Vibe coding is about raising the floor, Karpathy says. Anyone can vibe-code anything now. That's amazing. It's a real revolution for who gets to make software at all.

But professional software still has a quality bar. You're not allowed to introduce vulnerabilities just because you vibe-coded the solution. You're still responsible for what works, what's safe, and what does what it should. The question becomes: how do you go faster without losing that bar?

That's agentic engineering. A separate engineering discipline where you coordinate the agents like a flock of skilled but unreliable interns. Karpathy calls them spiky entities: a bit fallible, a bit stochastic (unpredictable), but extremely powerful when used correctly.

He thinks the ceiling is much higher than people realize. People used to talk about the 10x engineer, the one who's ten times more productive than average. The best agentic engineers go far beyond 10x today.

For hiring, that means puzzle questions don't cut it anymore. You have to give a candidate a real project, say "build a secure Twitter clone for agents," let them use agentic tooling, and then point ten Codex agents at the result and try to break it. That's the new touchstone.

Ghosts, not animals

Karpathy has written an essay arguing that LLMs are not animals but ghosts. It sounds mystical, but the point is practical.

An animal has innate motivation, curiosity, play. It grows in a body that carries millions of years of evolution's training. An LLM has none of that. It's a statistical simulation circuit, built on pre-training (learning statistics from the entire internet) with reinforcement learning bolted on top.

If you yell at an LLM, it doesn't perform better or worse. It doesn't care. It can't care.

That's not a philosophical wag of the finger. It's a warning against using the wrong mental model. If you treat an agent like a colleague you can motivate, you'll be disappointed. If you treat it like a statistical system you have to steer with precise instructions and smart sequencing, you make progress.

What you can't outsource

To close, Zhan asks about education: what is still worth learning deeply when intelligence gets cheap?

Karpathy points to a tweet he keeps thinking about every other day: "You can outsource your thinking, but you can't outsource your understanding."

You can let the agents do the code, the planning, and the research. But you still have to know what you're trying to build, why it's worth building, and how to direct the agents toward the goal. You become the bottleneck, not because you're slow, but because you're the only one who actually understands why anything matters.

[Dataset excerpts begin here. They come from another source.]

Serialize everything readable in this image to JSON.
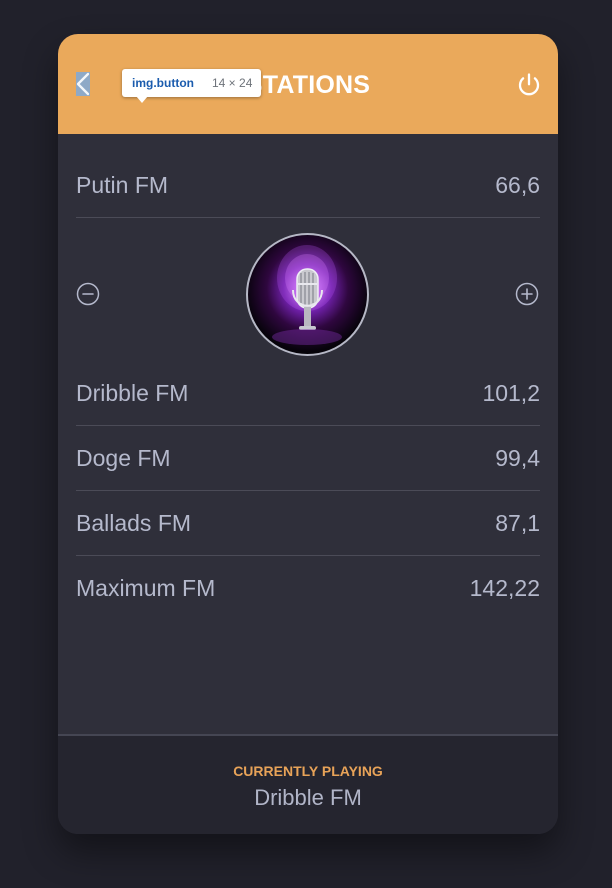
{
  "devtools_tooltip": {
    "element_name": "img.button",
    "element_type": "img",
    "element_class": ".button",
    "dimensions": "14 × 24"
  },
  "header": {
    "title": "STATIONS",
    "back_icon": "chevron-left-icon",
    "power_icon": "power-icon",
    "background_color": "#eaa95b"
  },
  "stations": [
    {
      "name": "Putin FM",
      "frequency": "66,6"
    },
    {
      "name": "Dribble FM",
      "frequency": "101,2"
    },
    {
      "name": "Doge FM",
      "frequency": "99,4"
    },
    {
      "name": "Ballads FM",
      "frequency": "87,1"
    },
    {
      "name": "Maximum FM",
      "frequency": "142,22"
    }
  ],
  "controls": {
    "minus_icon": "minus-circle-icon",
    "plus_icon": "plus-circle-icon",
    "artwork_icon": "microphone-icon"
  },
  "footer": {
    "label": "CURRENTLY PLAYING",
    "station": "Dribble FM",
    "label_color": "#e8a358"
  },
  "colors": {
    "background": "#21212b",
    "panel": "#2f2f3a",
    "text": "#b5b9cc",
    "divider": "#4b4b57"
  }
}
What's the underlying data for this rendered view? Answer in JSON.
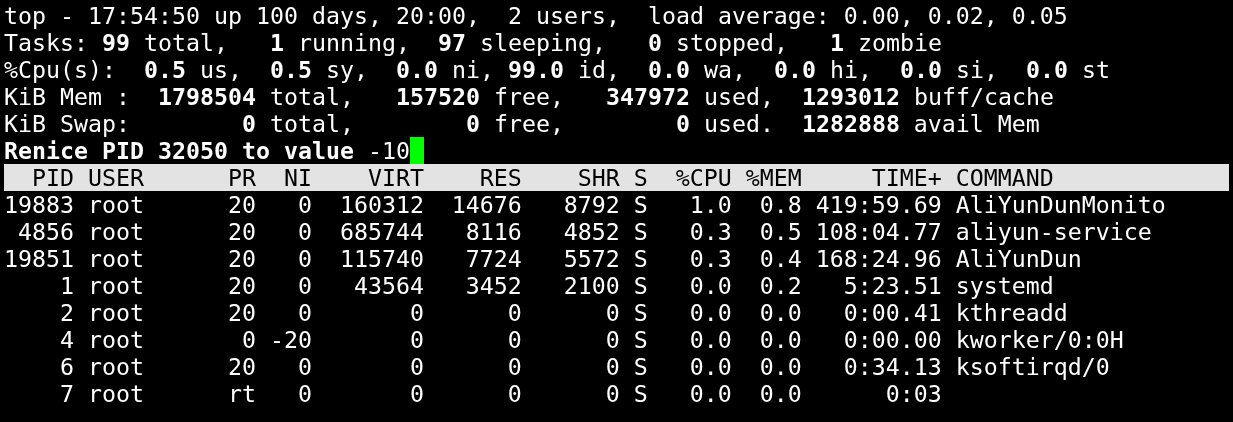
{
  "summary": [
    "top - 17:54:50 up 100 days, 20:00,  2 users,  load average: 0.00, 0.02, 0.05",
    "Tasks: **99** total,   **1** running,  **97** sleeping,   **0** stopped,   **1** zombie",
    "%Cpu(s):  **0.5** us,  **0.5** sy,  **0.0** ni, **99.0** id,  **0.0** wa,  **0.0** hi,  **0.0** si,  **0.0** st",
    "KiB Mem :  **1798504** total,   **157520** free,   **347972** used,  **1293012** buff/cache",
    "KiB Swap:        **0** total,        **0** free,        **0** used.  **1282888** avail Mem"
  ],
  "prompt": {
    "text": "**Renice PID 32050 to value** -10",
    "cursor": true
  },
  "table": {
    "columns": [
      "PID",
      "USER",
      "PR",
      "NI",
      "VIRT",
      "RES",
      "SHR",
      "S",
      "%CPU",
      "%MEM",
      "TIME+",
      "COMMAND"
    ],
    "rows": [
      [
        "19883",
        "root",
        "20",
        "0",
        "160312",
        "14676",
        "8792",
        "S",
        "1.0",
        "0.8",
        "419:59.69",
        "AliYunDunMonito"
      ],
      [
        "4856",
        "root",
        "20",
        "0",
        "685744",
        "8116",
        "4852",
        "S",
        "0.3",
        "0.5",
        "108:04.77",
        "aliyun-service"
      ],
      [
        "19851",
        "root",
        "20",
        "0",
        "115740",
        "7724",
        "5572",
        "S",
        "0.3",
        "0.4",
        "168:24.96",
        "AliYunDun"
      ],
      [
        "1",
        "root",
        "20",
        "0",
        "43564",
        "3452",
        "2100",
        "S",
        "0.0",
        "0.2",
        "5:23.51",
        "systemd"
      ],
      [
        "2",
        "root",
        "20",
        "0",
        "0",
        "0",
        "0",
        "S",
        "0.0",
        "0.0",
        "0:00.41",
        "kthreadd"
      ],
      [
        "4",
        "root",
        "0",
        "-20",
        "0",
        "0",
        "0",
        "S",
        "0.0",
        "0.0",
        "0:00.00",
        "kworker/0:0H"
      ],
      [
        "6",
        "root",
        "20",
        "0",
        "0",
        "0",
        "0",
        "S",
        "0.0",
        "0.0",
        "0:34.13",
        "ksoftirqd/0"
      ],
      [
        "7",
        "root",
        "rt",
        "0",
        "0",
        "0",
        "0",
        "S",
        "0.0",
        "0.0",
        "0:03"
      ]
    ]
  }
}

His own LLM knowledge bases are an attempt to fix this: have an agent build wikis from articles he reads, so he can ask questions and see information from different angles. Tools to enhance understanding, not replace it.

Glossary

Term	Definition
Vibe coding	Building software by describing what you want to an AI and trusting it to do the rest, without reading or understanding the code it writes.
Agentic engineering	The serious discipline emerging on top of vibe coding: coordinating AI agents to go fast while keeping responsibility for safety and quality.
Software 3.0	The third era of programming, where you "program" by writing text (prompts) to an AI instead of writing code (1.0) or training neural networks (2.0).
LLM (large language model)	An AI model trained on massive amounts of text from the internet, which answers by predicting the next word based on what it has seen before.
Context window	Everything the AI can see when it answers you. Like a workbench: only what's on the table can be used.
Reinforcement learning (RL)	A training method where the model learns by trial and error, getting rewards for correct answers, like training a dog with treats.
Verifiability	The ability to check whether an answer is correct. AI is best in domains where this is easy (math, code), worse where it's hard (creative writing, everyday logic).
Jagged intelligence	When AI can master something complex (refactoring 100,000 lines of code) and fail at something trivial (a car wash 50 meters away).
Fine-tuning	Specializing a finished AI model on your own dataset for better results in your specific context.